Note-se também que "A maior parte das algas comestíveis são marinhas e a maior parte das algas de água doce são tóxicas. Apesar disso, as algas marinhas podem conter ácidos que irritam o canal digestivo e/ou ter um efeito laxante" (Fonte: Wikipedia)
E pelo meio, um texto de enquadramento extraído do artigo "As Algas Marinhas e Respectivas Utilidades" do Doutor Leonel Pereira, especialista em Ficologia Marinha. Se se interessa pelo tema, veja aqui o texto completo.

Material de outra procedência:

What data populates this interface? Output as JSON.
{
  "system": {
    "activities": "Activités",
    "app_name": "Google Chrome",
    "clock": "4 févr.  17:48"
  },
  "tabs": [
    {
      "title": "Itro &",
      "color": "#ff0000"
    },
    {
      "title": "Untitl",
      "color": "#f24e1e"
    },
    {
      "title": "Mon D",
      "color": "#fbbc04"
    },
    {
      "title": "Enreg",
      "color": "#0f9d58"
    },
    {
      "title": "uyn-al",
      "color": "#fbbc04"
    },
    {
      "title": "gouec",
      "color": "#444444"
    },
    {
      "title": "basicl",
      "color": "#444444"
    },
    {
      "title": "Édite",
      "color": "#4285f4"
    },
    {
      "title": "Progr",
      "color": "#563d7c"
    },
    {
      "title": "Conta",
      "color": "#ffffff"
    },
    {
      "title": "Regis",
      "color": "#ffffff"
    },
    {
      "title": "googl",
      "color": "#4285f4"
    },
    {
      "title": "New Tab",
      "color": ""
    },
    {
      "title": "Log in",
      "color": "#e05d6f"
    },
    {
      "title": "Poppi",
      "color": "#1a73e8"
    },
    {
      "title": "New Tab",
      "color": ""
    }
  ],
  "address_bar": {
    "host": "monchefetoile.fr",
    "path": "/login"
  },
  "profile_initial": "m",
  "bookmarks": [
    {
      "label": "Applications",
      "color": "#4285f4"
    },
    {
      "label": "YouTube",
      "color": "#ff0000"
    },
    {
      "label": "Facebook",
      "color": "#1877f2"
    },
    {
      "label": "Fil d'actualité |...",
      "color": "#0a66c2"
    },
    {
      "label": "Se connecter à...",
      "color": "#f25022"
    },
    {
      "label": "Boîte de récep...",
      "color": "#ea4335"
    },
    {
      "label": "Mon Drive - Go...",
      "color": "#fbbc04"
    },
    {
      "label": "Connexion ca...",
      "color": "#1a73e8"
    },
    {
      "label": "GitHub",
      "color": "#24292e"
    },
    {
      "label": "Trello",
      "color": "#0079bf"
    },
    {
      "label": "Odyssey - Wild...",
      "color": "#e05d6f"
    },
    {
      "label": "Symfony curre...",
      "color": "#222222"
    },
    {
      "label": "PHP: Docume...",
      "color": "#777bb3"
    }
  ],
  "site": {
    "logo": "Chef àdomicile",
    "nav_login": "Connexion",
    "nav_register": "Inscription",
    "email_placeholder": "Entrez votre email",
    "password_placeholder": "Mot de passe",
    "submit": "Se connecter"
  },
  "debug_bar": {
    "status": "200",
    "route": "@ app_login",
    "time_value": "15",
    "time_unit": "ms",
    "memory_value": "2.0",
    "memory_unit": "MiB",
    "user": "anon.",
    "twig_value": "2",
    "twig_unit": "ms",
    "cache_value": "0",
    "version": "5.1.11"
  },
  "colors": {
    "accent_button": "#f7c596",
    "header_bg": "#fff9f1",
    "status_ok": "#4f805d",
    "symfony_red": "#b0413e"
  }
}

«Algas marinhas na alimentação
Actualmente, a nossa sociedade vive uma enganadora abundância alimentar. Rodeia-nos a comida rápida, rica em calorias e gorduras insaturadas, e até já nos habituámos à expressão da “comida de plástico” para a designar. As consequências de uma alimentação deste tipo são a carência de nutrientes essenciais, a obesidade e doenças relacionadas com ingestão excessiva de açúcares (diabetes) e de gorduras (arteriosclerose), entre outras.
Que papel têm as algas marinhas neste panorama?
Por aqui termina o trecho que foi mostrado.